本文章由计算机程序翻译，如有差异，请以英文原文为准。

求助全文

约1分钟内获得全文去求助

来源期刊

Atmospheric Research 地学-气象与大气科学

CiteScore

9.40

自引率

10.90%

发文量

460

审稿时长

47 days

期刊介绍： The journal publishes scientific papers (research papers, review articles, letters and notes) dealing with the part of the atmosphere where meteorological events occur.
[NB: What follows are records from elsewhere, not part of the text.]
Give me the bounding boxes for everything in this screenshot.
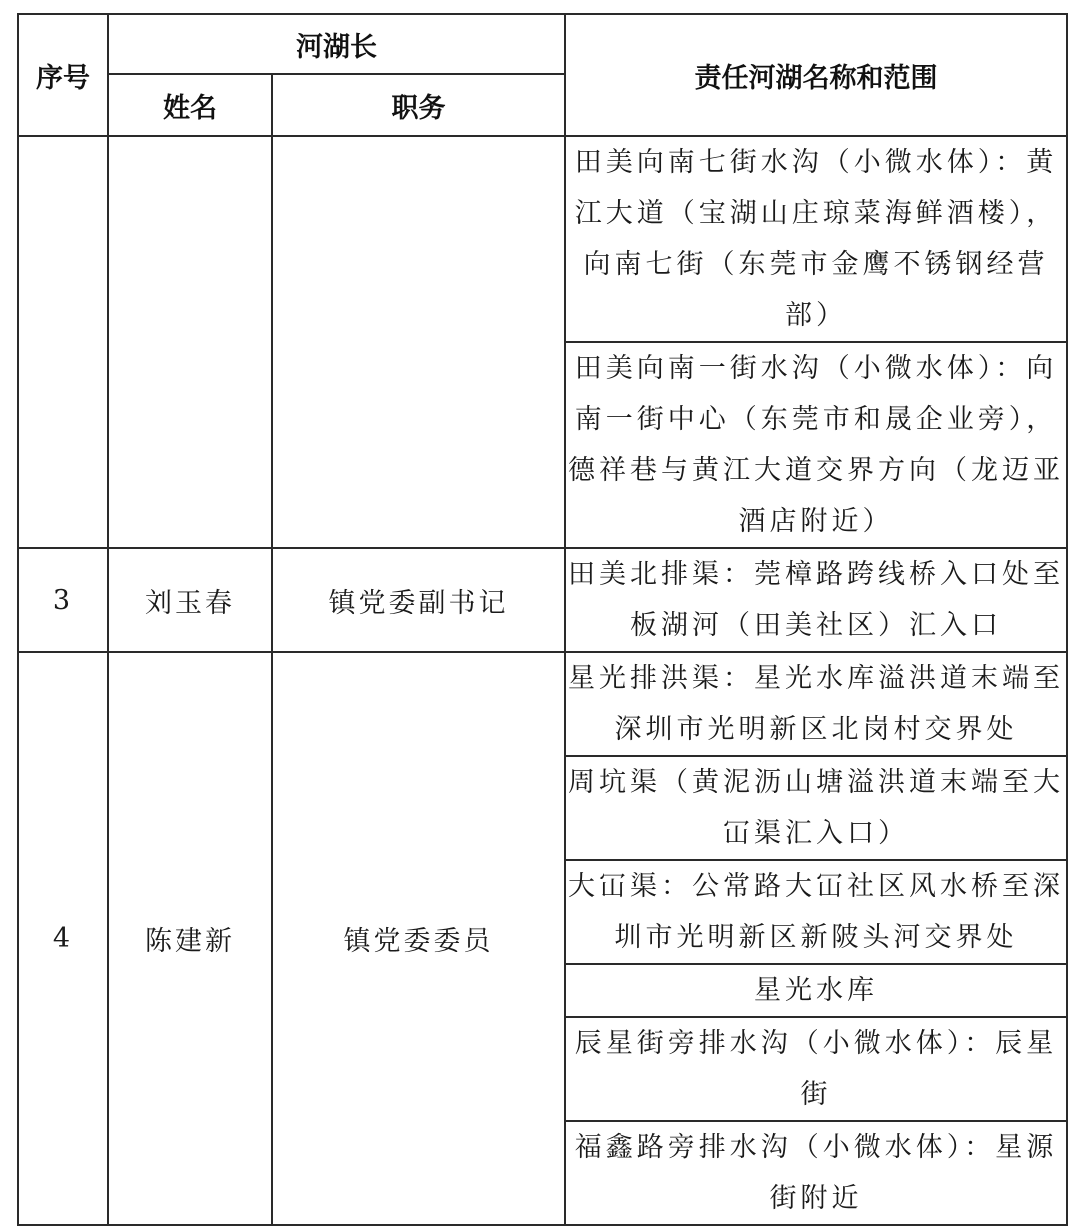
seq-cell: 3 — [18, 548, 108, 652]
scope-cell: 田美向南一街水沟（小微水体）：向南一街中心（东莞市和晟企业旁），德祥巷与黄江大道交界方向（龙迈亚酒店附近） — [565, 342, 1067, 548]
name-cell-empty — [108, 136, 272, 548]
name-cell: 刘玉春 — [108, 548, 272, 652]
scope-cell: 田美向南七街水沟（小微水体）：黄江大道（宝湖山庄琼菜海鲜酒楼），向南七街（东莞市金鹰不锈钢经营部） — [565, 136, 1067, 342]
table-row — [18, 136, 1067, 342]
river-chief-table — [17, 13, 1068, 1226]
position-cell: 镇党委副书记 — [272, 548, 565, 652]
scope-cell: 星光排洪渠：星光水库溢洪道末端至深圳市光明新区北岗村交界处 — [565, 652, 1067, 756]
header-name: 姓名 — [108, 74, 272, 136]
header-chief-group: 河湖长 — [108, 14, 565, 74]
scope-cell: 星光水库 — [565, 964, 1067, 1017]
scope-cell: 田美北排渠：莞樟路跨线桥入口处至板湖河（田美社区）汇入口 — [565, 548, 1067, 652]
name-cell: 陈建新 — [108, 652, 272, 1225]
seq-cell-empty — [18, 136, 108, 548]
position-cell-empty — [272, 136, 565, 548]
scope-cell: 辰星街旁排水沟（小微水体）：辰星街 — [565, 1017, 1067, 1121]
document-page — [17, 13, 1068, 1226]
header-scope: 责任河湖名称和范围 — [565, 14, 1067, 136]
scope-cell: 周坑渠（黄泥沥山塘溢洪道末端至大冚渠汇入口） — [565, 756, 1067, 860]
table-row — [18, 548, 1067, 652]
header-position: 职务 — [272, 74, 565, 136]
table-row — [18, 652, 1067, 756]
header-seq: 序号 — [18, 14, 108, 136]
scope-cell: 福鑫路旁排水沟（小微水体）：星源街附近 — [565, 1121, 1067, 1225]
scope-cell: 大冚渠：公常路大冚社区风水桥至深圳市光明新区新陂头河交界处 — [565, 860, 1067, 964]
header-row-top — [18, 14, 1067, 74]
seq-cell: 4 — [18, 652, 108, 1225]
position-cell: 镇党委委员 — [272, 652, 565, 1225]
Attention is given to all processes extending from the earth surface to the tropopause, but special emphasis continues to be devoted to the physics of clouds, mesoscale meteorology and air pollution, i.e. atmospheric aerosols; microphysical processes; cloud dynamics and thermodynamics; numerical simulation, climatology, climate change and weather modification.